The meeting included the mayor, city administrator Shane Weidner and members of the Independent Order of Odd Fellows, which organized the parade.
The Justice Department official is a member of the Community Relations Service team that handles discrimination disputes.
The float in question depicted a distraught looking mannequin in overalls in front of an outhouse with the words Obama Presidential Library on the side.
"The state area NAACP has received numerous concerns and inquiries about this issue," Iowa-Nebraska NAACP President Betty C. Andrews said in a news release.
Weidner said the meeting was very positive and, for him, more of a listening session.
"We listened to their recommendations and realized that we have folks that are feeling underrepresented in our community," Weidner said. "It was a wake-up call."
On Sunday, the committee that put on the 39th annual Odd Fellows parade said it won't change its policy on entries in the wake of an uproar over the outhouse float. The current policy only bans lewd and sexually explicit floats.
Following the meeting with the NAACP, the Odd Fellows said it will consider adding more diversity to the committee.
The outhouse float won an honorable mention by three volunteer judges and was registered as political satire.
Dale Remmich of rural Norfolk made the float and has said the mannequin depicted him, not President Barack Obama. Remmich has said he made it to represent his frustration with the president’s management of the Veterans Affairs Department.
He did not intend for the float to make a racial statement, he said.
“I’ve got my bibs on, my walker, I’m covering my ears and I’m turning a bit green.
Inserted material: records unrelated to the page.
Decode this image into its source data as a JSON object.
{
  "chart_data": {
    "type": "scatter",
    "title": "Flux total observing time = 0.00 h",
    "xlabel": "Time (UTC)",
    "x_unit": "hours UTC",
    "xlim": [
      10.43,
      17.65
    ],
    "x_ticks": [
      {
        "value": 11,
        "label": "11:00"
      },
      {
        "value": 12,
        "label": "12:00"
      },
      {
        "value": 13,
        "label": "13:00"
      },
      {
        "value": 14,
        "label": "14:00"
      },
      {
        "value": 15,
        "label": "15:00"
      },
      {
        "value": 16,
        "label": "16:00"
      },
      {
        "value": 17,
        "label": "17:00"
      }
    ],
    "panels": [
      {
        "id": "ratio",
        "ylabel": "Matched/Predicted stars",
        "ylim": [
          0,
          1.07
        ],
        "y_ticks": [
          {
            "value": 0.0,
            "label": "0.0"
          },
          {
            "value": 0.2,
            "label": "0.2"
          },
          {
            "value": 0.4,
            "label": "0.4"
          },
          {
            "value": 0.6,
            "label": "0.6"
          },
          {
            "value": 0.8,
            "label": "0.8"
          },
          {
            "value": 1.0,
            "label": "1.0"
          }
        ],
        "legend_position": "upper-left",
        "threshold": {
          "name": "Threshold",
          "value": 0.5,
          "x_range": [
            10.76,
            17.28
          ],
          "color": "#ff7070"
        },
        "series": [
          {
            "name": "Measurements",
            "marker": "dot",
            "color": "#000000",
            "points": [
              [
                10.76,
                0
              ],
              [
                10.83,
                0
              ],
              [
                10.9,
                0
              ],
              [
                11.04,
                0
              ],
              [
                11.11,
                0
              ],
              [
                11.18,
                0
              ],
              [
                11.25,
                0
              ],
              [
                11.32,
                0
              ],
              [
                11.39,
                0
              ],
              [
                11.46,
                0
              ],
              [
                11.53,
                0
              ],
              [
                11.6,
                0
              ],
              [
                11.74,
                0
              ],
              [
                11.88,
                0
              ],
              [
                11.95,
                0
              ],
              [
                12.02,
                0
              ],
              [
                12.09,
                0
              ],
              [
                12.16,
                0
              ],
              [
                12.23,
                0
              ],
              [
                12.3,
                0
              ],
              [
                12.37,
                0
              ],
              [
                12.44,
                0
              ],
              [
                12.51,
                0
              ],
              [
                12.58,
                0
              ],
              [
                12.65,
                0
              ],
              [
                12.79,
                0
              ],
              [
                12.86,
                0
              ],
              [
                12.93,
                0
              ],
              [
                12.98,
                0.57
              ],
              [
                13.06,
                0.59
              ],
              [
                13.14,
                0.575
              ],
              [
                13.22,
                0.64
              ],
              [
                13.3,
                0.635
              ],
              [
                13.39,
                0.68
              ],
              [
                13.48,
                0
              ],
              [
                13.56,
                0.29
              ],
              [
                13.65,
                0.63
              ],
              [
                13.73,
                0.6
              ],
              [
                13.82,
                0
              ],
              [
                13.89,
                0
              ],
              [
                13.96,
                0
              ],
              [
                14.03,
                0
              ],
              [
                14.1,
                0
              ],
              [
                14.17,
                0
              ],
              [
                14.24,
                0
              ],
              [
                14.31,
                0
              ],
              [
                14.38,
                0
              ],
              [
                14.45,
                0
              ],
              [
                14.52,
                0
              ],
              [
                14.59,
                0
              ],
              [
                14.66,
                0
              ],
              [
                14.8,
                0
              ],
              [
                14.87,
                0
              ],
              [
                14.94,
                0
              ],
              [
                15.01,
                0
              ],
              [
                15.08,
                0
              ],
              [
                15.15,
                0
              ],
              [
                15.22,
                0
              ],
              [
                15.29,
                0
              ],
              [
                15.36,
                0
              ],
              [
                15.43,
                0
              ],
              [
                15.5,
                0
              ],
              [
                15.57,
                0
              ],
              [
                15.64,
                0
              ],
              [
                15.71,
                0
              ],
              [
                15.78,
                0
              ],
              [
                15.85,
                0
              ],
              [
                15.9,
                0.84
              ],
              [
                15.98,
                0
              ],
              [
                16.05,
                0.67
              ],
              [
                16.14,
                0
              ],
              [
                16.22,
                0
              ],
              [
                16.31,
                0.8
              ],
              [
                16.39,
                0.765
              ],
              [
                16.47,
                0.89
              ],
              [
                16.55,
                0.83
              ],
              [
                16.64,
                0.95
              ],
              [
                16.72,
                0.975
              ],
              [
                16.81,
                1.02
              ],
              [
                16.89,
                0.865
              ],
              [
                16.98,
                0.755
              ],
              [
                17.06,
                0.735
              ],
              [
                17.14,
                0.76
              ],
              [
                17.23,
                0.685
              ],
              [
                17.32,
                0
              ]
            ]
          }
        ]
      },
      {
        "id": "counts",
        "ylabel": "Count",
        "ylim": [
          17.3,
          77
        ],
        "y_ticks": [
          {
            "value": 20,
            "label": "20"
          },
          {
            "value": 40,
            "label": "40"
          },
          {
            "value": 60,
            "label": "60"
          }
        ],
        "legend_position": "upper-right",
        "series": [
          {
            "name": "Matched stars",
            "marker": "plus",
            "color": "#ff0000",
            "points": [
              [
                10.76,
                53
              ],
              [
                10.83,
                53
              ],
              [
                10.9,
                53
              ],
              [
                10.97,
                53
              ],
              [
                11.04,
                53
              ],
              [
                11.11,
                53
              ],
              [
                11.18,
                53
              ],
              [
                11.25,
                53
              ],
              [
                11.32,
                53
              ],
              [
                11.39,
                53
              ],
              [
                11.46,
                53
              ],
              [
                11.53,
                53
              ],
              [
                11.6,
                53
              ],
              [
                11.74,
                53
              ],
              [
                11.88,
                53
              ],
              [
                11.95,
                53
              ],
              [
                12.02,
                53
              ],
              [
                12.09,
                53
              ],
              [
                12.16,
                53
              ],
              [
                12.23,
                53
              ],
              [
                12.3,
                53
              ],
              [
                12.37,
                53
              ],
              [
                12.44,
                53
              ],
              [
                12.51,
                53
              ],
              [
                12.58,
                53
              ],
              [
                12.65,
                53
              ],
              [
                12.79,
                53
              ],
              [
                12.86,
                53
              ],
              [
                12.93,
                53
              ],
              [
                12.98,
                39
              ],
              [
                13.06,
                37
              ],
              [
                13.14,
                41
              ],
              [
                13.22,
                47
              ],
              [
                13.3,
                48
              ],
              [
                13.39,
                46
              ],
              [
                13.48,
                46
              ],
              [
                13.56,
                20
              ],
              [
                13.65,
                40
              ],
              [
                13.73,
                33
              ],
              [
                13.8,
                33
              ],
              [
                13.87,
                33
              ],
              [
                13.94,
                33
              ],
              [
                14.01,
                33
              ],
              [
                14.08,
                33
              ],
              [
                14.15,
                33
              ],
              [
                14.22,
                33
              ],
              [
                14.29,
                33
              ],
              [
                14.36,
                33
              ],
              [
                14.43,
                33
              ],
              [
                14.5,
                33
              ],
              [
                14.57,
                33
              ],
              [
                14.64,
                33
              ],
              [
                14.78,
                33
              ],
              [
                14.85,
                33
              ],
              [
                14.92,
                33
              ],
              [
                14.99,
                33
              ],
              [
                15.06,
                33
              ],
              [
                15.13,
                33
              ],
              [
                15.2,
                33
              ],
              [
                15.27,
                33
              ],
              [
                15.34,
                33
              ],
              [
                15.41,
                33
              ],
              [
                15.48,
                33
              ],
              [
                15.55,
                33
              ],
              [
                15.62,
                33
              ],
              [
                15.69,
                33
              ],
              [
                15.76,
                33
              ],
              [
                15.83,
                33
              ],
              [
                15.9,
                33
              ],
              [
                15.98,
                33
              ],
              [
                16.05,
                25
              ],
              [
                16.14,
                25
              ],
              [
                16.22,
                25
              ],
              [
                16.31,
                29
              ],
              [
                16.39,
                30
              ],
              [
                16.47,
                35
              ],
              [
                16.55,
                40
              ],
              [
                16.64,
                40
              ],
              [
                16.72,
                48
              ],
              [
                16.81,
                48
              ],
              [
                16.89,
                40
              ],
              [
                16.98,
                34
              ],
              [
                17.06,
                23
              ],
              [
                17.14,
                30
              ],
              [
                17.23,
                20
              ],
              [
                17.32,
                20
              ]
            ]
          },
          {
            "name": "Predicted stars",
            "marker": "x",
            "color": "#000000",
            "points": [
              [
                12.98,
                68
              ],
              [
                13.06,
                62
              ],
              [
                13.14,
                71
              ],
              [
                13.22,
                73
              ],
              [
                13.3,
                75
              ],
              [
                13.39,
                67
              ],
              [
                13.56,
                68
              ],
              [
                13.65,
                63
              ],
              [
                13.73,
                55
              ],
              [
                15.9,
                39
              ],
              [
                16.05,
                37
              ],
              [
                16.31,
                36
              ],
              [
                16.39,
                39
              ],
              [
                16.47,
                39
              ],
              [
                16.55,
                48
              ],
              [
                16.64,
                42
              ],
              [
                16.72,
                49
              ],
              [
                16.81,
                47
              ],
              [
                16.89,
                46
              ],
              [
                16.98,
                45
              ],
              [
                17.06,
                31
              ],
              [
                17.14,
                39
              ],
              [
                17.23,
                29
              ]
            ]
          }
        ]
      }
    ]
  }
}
I intended it to look like a zombie who has had enough,” Remmich said.
The response to the float has proved a lesson in the power of social media more than anything, Weidner said.
"I feel like people were trying to light the fuse of a bomb buried in Norfolk," he said. "The truth is that bomb is not there — we really have no huge looming problem here."
But the controversy has opened up a discussion, he said.
"Can we get better at serving all of our residents?" he said. "Absolutely. We are starting slow, but we will grow from this."